Introduction: Immune thrombocytopenia (ITP) secondary to durvalumab, a programmed cell death ligand 1 inhibitor, is a rare but clinically significant immune-related adverse event. Herein, we present 2 patients with cholangiocarcinoma who developed ITP immediately post-yttrium-90 radioembolization (Y90-RE) while on durvalumab-based systemic therapy. We hypothesize that given the timing, the immunotherapy and the radioembolization combination led to this event. It is not uncommon given the approval of immunotherapy and its role in locoregional therapies, that patients are treated with a combination of systemic immunotherapy and radioembolization or other forms of radiation, thus signifying the importance of potential complications.

Case presentation: Two patients, a 67-year-old female and a 60-year-old man, with biopsy-proven advanced unresectable cholangiocarcinoma, received a combination of systemic therapy with durvalumab, gemcitabine, and cisplatin and subsequently Y90-RE. Both patients developed ITP following in the immediate post-Y90-RE period. All other causes of ITP were comprehensively ruled out and treatment for ITP was initiated in the form of high-dose steroid and intravenous immunoglobulins. Durvalumab was discontinued, and only gemcitabine/cisplatin-based chemotherapy was continued thereafter. Due to recurrence, one of the patients required longer courses of steroids as well as thrombopoietin receptor agonists.

Conclusion: Immunotherapy in the form of durvalumab and now pembrolizumab alongside chemotherapy is an approved first-line standard of care.

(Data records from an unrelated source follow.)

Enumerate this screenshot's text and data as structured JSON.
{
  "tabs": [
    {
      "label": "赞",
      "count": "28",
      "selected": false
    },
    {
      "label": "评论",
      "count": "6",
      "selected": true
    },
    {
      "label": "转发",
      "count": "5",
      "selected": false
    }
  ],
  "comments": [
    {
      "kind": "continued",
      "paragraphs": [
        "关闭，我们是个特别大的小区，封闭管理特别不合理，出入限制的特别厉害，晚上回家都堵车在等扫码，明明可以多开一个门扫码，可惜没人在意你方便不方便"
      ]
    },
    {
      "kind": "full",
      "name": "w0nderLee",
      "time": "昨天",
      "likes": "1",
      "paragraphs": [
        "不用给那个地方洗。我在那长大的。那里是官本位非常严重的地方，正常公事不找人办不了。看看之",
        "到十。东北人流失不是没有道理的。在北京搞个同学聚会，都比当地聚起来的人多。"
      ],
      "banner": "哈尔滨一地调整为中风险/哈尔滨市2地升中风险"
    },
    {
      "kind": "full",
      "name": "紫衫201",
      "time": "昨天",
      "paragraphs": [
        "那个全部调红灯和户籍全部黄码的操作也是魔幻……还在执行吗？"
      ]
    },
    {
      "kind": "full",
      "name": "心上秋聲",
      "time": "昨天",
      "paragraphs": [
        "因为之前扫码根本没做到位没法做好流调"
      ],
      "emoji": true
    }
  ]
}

Furthermore, it is not uncommon for patients to receive Y90-RE to improve patient outcomes. This report highlights the development of ITP in 2 patients who received durvalumab alongside Y90-RE. Awareness of this as a potential immune-mediated event is important to allow for close monitoring of platelet counts and for early intervention/management when this occurs.

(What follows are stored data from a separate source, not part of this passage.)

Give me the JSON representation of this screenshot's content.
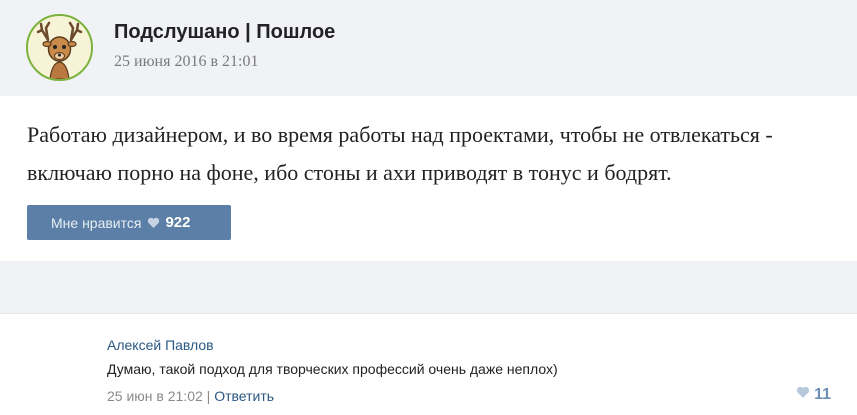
{
  "post": {
    "group_name": "Подслушано | Пошлое",
    "date": "25 июня 2016 в 21:01",
    "text": "Работаю дизайнером, и во время работы над проектами, чтобы не отвлекаться - включаю порно на фоне, ибо стоны и ахи приводят в тонус и бодрят.",
    "like_label": "Мне нравится",
    "like_count": "922",
    "avatar_icon": "deer-avatar-icon",
    "like_icon": "heart-icon"
  },
  "comment": {
    "author": "Алексей Павлов",
    "text": "Думаю, такой подход для творческих профессий очень даже неплох)",
    "date": "25 июн в 21:02",
    "separator": "|",
    "reply_label": "Ответить",
    "like_count": "11",
    "like_icon": "heart-icon"
  },
  "colors": {
    "header_bg": "#f0f2f5",
    "button_bg": "#5b7fa6",
    "link": "#2a5885"
  }
}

Keywords: Cholangiocarcinoma; Durvalumab; Immune thrombocytopenia; Yttrium-90.

Fig. 1.

a Axial delayed arterial phase imaging showing a large, heterogeneously enhancing right hepatic mass. b Coronal T2-weighted MRI demonstrating heterogeneously increased signal intensity with associated capsular retraction, consistent with biopsy-proven cholangiocarcinoma.

Fig. 2.

a Axial portal venous phase imaging post-lobar Y90, with partial response and nodular enhancement consistent with viable tumor. b Coronal portal venous phase imaging demonstrating partial response post-lobar Y90.

Fig. 3.

Changes in the patient’s platelet count over the course of her treatment. Arrows on the graph mark the specific time points when the patient received various treatments, including durvalumab, combination chemotherapy (gemcitabine/cisplatin), Y90 radioembolization, and steroids.

Fig. 4.

Changes in the patient’s platelet count over the course of his treatment. Arrows on the graph mark the specific time points when the patient received various treatments, including Durvalumab, combination chemotherapy (gemcitabine/cisplatin), Y90 radioembolization, FOLFOX, Gem/Nab-p, thrombopoietin receptor agonist (TRA), intravenous immunoglobulin (IVIG), and steroids.

Fig. 5.

a Axial portal venous phase imaging 5 months post-thermal ablation. Ablation cavity noted with linear tract from percutaneous approach. b Arterial subtraction imaging showing irregular peripheral enhancement of the ablation cavity (arrows), concerning for recurrent disease given associated increase in CA 19-9.

Fig. 6.

a Axial portal venous phase MRI 6 weeks post-ablative Y90 treatment, with expected perfusional changes and no definite residual tumor enhancement. b Axial portal venous phase CT 9 weeks post-Y90 with continued evolution of posttreatment effect.